為此,除非父皇、母后召見,否則他絕少主動進宮,甚至刻意在人前收斂光芒,為的就是要讓他的父皇、他的三位皇兄,以及所有的皇親國戚知道──他,玄琰,不但無心於皇位,更不足以成為一國之君。
在「必要」的時候,他甚至不惜偽裝成一副胸無大志、文弱無能的模樣──就像現在。
池孟桓望著那張半黑半白的臉,不禁苦笑道:「屬下可從不曾看過這樣的「半成品」。」
整張臉塗白之後的玄琰,儘管臉色略顯病態,但因為他的五官輪廓剛毅俊朗,看起來倒有幾分像是玉面書生──蒼白文弱的那種,可是他現在這副半黑半白的尊容,還真是怪嚇人的!
「多看幾次,總會習慣的。」玄琰笑道。回想起池孟桓第一次看見他的白面妝扮,眼睛差點驚凸出來的模樣,他就不禁感到好笑。
是啊!他總會習慣的,池孟桓暗暗在心底歎了一口氣,在當今皇上宣佈繼位者之前,這樣的妝扮恐怕還要上演好幾回。
看著正努力讓自己顯得蒼白文弱的主子,池孟桓的嘴上雖沒說些什麼,但心裡卻很明白他的無奈與用心良苦。
跟在玄琰身邊已有六、七年了,或許是因為年紀相仿,也或許是因為他的個性耿直忠誠,這些年來,玄琰不只將他當成一名屬下,還將他視為心腹、視為好友,也因此,對於玄琰的真實性情,他是再清楚不過了。
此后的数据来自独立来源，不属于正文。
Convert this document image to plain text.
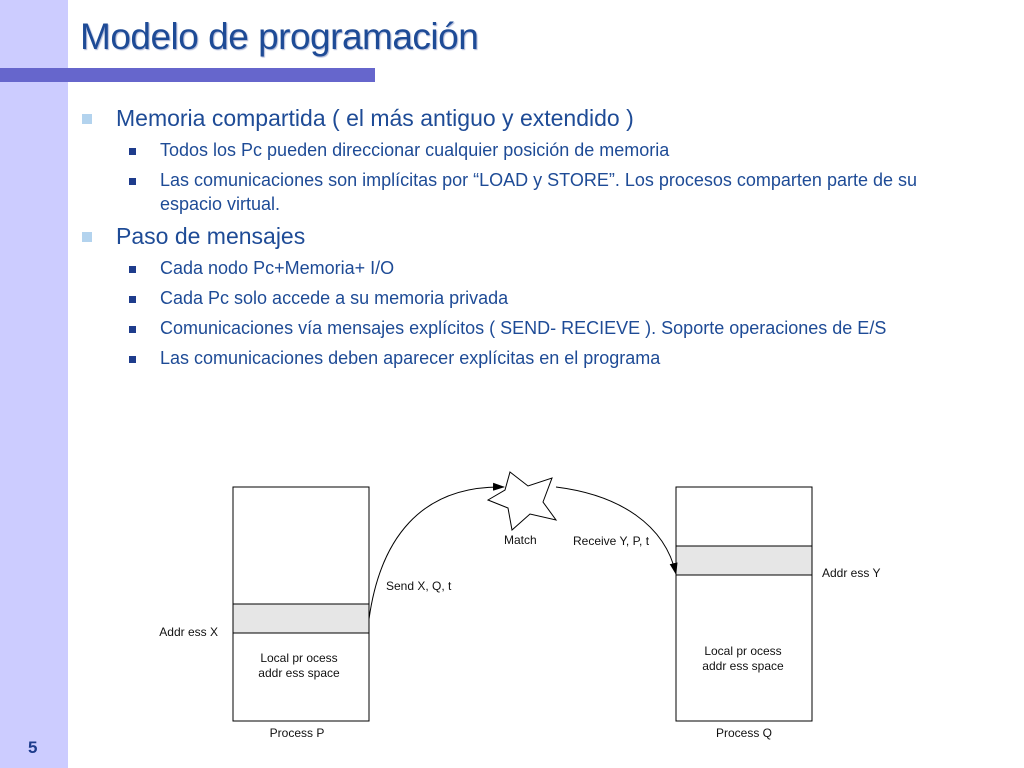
Modelo de programación
Memoria compartida ( el más antiguo y extendido )
Todos los Pc pueden direccionar cualquier posición de memoria
Las comunicaciones son implícitas por “LOAD y STORE”. Los procesos comparten parte de su espacio virtual.
Paso de mensajes
Cada nodo Pc+Memoria+ I/O
Cada Pc solo accede a su memoria privada
Comunicaciones vía mensajes explícitos ( SEND- RECIEVE ). Soporte operaciones de E/S
Las comunicaciones deben aparecer explícitas en el programa
Addr ess X
Local pr ocess
addr ess space
Process P
Addr ess Y
Local pr ocess
addr ess space
Process Q
Send X, Q, t
Match	Receive Y, P, t
5
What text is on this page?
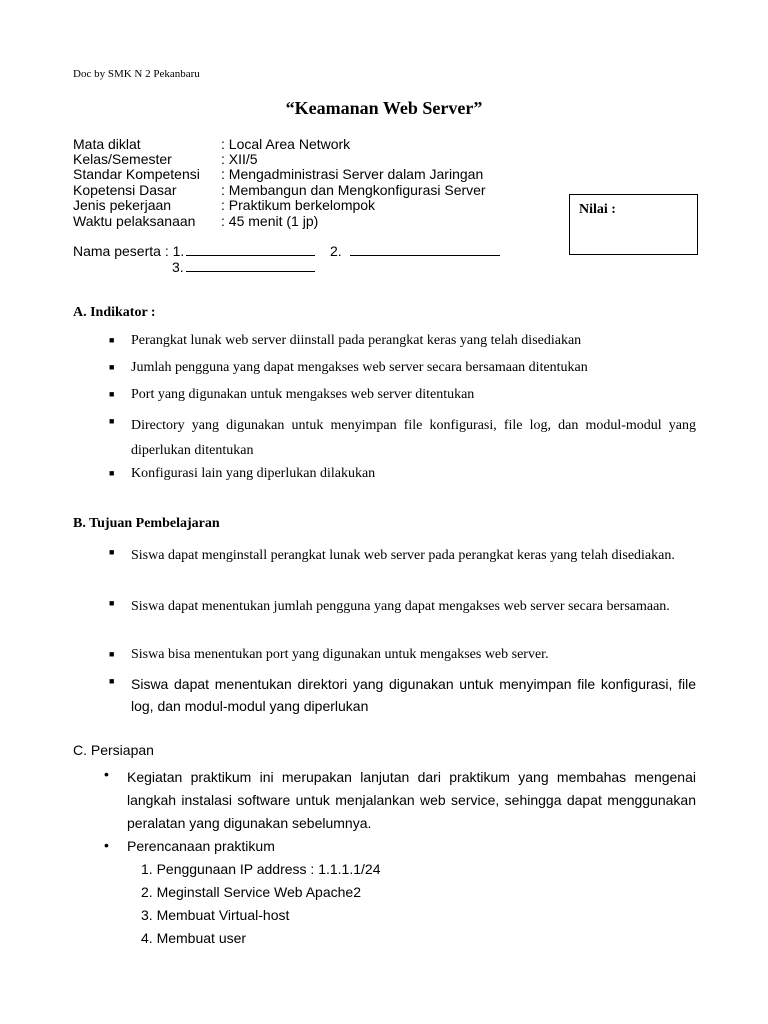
Doc by SMK N 2 Pekanbaru
“Keamanan Web Server”
Mata diklat	: Local Area Network
Kelas/Semester	: XII/5
Standar Kompetensi : Mengadministrasi Server dalam Jaringan
Kopetensi Dasar	: Membangun dan Mengkonfigurasi Server
Jenis pekerjaan	: Praktikum berkelompok
Waktu pelaksanaan : 45 menit (1 jp)
Nilai :
Nama peserta : 1.	2.
3.
A. Indikator :
■ Perangkat lunak web server diinstall pada perangkat keras yang telah disediakan
■ Jumlah pengguna yang dapat mengakses web server secara bersamaan ditentukan
■ Port yang digunakan untuk mengakses web server ditentukan
■ Directory yang digunakan untuk menyimpan file konfigurasi, file log, dan modul-modul yang diperlukan ditentukan
■ Konfigurasi lain yang diperlukan dilakukan
B. Tujuan Pembelajaran
■ Siswa dapat menginstall perangkat lunak web server pada perangkat keras yang telah disediakan.
■ Siswa dapat menentukan jumlah pengguna yang dapat mengakses web server secara bersamaan.
■ Siswa bisa menentukan port yang digunakan untuk mengakses web server.
■ Siswa dapat menentukan direktori yang digunakan untuk menyimpan file konfigurasi, file log, dan modul-modul yang diperlukan
C. Persiapan
• Kegiatan praktikum ini merupakan lanjutan dari praktikum yang membahas mengenai langkah instalasi software untuk menjalankan web service, sehingga dapat menggunakan peralatan yang digunakan sebelumnya.
• Perencanaan praktikum
1. Penggunaan IP address : 1.1.1.1/24
2. Meginstall Service Web Apache2
3. Membuat Virtual-host
4. Membuat user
在四位皇子當中,玄琰的年紀雖然最輕,卻有著不輸其他三位皇子的氣度與才能。然而,他就像是一隻威揚狂放的鷹,不喜歡受到太多的拘束。
倘若真要勉強他繼承皇位,真要他身穿黃袍、坐上龍椅,那就像是硬將一隻鷹困在籠中,從此與千川百岳徹底隔絕,失去了翱翔天地的自由,只會讓他感到躁鬱與痛苦。
「孟桓,你在發什麼愣?你剛才到底想說什麼?」
「呃?啊!」玄琰的聲音將池孟桓的心思拉了回來,這才驀然想起自己急沖沖前來的任務,連忙稟報。「皇后娘娘要四皇子快點過去,別讓冷王爺和芙衣郡主久等。」
冷王爺和芙衣郡主?玄琰的唇角嘲諷地揚起,說道:「我的確是不該讓母后久等。」至於不請自來的冷德劭父女,則不在他關心的範圍之內。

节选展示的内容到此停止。